Key #7: Celebrating life together…often
Families get together with family and friends and find reasons to celebrate life every month. They all participate and help in the planning and preparation. They enjoy each other’s company and make every event a celebration. Examples: The Holiday Tradition Books & Sacks, Memories We Share Envelopes, and Wishes to the Newborn Gift Box.

Reality #1: Families come in all shapes and sizes
Some of us are lucky enough to be born into a big extended family, rich in history and tradition. Most of us are not. And we often watch these families with envy, wishing we had one like that. We also think, sometimes, that we can’t have it because we are single, divorced, without children, or because we live too far from our “real” family. You don’t have to be the perfect traditional family to feel like a family. There are single parent families, and spread-across-the-country families who are very close, and traditional families that are totally disconnected. It’s not about “who” your family is, it’s about “what” you do together.

Reality #2: We can plan for & create the kind of family life we want
You don’t have to drift along, hoping it will happen. There are many things you can do to steer your family in the right direction. Some people think you can’t force “these things”, and they are right. You can’t force it. But you can plant the seeds, add a little fertilizer and nurture it along. It is definitely possible to plan for and create the kind of family you want. You just have to understand how it works and be flexible. It’s simply a matter of knowing what’s worth spending time and money on and what’s not.

Reality #3: We already know what to do
Most of us have an instinctive sense about what it takes to create family ties. We all take photos. We save the worn-out stuffed bear, the school papers, and the baby teeth. We plan lots of family get-togethers, and we try hard to make our loved ones feel special. No one tells us to do these things. We simply do them because we know in our hearts how important they are. The problem is that our modern, hectic lifestyles don’t leave us the time to organize these memories and keepsakes in the powerful ways that can bring our families closer. And we are often misled by marketing and advertising. We spend time and money doing things that are not really important and often miss the opportunity to do the little things that make all the difference.

Reality #4: It’s easier than we think
What we remember most fondly from our childhood days are not the lavish birthday parties or the expensive gifts, but the simple family events that are repeated over and over again… good smells… good feelings… good times… someone special spending time with us. The beauty of it is, it’s less work for us. We don’t have to come up with new and different things to do or things to eat, every time we get together. We can plan the same activities, use the same decorations, and prepare the same food as we did last year for every holiday throughout the year. It’s what our family really wants.

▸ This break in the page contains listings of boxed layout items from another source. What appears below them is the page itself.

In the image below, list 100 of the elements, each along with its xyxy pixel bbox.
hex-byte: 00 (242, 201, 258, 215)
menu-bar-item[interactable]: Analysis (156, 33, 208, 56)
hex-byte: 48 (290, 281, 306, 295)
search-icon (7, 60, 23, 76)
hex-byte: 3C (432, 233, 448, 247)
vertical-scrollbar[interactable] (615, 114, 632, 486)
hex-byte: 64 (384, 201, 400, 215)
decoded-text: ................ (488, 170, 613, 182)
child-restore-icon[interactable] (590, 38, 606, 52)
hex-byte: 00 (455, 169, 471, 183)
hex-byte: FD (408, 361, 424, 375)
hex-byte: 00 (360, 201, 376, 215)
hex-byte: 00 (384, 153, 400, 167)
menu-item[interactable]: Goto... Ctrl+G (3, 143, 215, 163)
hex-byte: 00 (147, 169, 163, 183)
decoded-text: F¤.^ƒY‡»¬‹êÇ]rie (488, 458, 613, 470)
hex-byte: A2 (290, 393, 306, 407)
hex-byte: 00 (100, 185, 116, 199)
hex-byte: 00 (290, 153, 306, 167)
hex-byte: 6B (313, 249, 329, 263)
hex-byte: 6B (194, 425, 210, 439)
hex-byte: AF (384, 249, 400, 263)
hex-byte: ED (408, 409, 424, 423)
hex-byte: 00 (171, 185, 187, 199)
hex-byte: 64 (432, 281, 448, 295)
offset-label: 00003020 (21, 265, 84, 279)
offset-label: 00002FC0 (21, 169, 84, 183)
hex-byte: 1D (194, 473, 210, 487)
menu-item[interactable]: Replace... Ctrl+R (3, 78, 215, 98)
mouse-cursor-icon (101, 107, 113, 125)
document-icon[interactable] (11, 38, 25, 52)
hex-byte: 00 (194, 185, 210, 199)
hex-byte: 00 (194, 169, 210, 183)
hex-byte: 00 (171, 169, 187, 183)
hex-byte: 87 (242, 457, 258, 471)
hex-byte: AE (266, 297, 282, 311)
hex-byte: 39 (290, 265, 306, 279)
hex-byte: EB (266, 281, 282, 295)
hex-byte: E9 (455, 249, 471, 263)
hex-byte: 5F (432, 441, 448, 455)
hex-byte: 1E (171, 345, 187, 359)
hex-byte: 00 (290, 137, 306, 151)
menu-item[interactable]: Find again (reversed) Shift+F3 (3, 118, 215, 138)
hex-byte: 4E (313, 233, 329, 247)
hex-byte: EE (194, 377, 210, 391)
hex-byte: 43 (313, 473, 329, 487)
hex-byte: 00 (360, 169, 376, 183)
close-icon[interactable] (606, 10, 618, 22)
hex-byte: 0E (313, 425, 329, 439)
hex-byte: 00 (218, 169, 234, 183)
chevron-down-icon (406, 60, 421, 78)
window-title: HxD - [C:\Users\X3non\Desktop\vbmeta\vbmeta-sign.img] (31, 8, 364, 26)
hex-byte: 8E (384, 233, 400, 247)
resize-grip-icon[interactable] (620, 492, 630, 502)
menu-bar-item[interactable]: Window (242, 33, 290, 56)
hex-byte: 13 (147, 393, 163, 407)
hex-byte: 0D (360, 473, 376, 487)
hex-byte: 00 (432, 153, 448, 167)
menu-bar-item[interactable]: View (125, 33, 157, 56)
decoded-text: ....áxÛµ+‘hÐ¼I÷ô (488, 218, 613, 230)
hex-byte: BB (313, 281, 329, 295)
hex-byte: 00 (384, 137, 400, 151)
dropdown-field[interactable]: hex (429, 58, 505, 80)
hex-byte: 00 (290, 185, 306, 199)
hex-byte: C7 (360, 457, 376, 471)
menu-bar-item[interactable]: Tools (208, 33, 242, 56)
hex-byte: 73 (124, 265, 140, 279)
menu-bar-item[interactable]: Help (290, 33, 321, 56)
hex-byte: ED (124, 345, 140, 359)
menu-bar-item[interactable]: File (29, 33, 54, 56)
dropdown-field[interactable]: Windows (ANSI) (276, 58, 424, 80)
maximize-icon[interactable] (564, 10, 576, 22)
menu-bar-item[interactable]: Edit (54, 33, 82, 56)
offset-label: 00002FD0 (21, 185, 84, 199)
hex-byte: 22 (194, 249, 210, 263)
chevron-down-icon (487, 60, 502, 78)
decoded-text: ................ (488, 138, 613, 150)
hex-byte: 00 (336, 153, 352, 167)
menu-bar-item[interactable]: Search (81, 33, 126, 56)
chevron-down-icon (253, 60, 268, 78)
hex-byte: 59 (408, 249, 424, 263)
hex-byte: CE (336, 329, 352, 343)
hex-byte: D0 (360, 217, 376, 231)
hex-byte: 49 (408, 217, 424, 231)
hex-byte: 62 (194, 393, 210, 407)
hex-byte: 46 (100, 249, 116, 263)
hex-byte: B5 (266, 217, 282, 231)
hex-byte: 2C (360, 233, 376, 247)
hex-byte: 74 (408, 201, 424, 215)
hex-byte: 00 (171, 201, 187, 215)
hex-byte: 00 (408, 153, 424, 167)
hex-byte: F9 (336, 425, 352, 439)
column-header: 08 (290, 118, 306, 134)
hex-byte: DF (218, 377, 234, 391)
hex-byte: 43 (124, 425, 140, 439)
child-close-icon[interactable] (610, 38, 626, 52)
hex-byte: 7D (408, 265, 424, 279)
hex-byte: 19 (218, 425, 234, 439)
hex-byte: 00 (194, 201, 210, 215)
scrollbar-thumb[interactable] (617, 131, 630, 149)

Reality #5: It’s never too late to get started
It’s never too late to get started building family ties, even if your children are already grownup. Creating family ties is an ongoing, forever evolving process. There is no beginning and no end. We just keep making it better. You can easily start with your grown-up children, your grandchildren, or your nieces and nephews. We never stop needing that human connection. Establishing family traditions and strengthening family ties, with anyone, at any age, is a wonderful gift to give.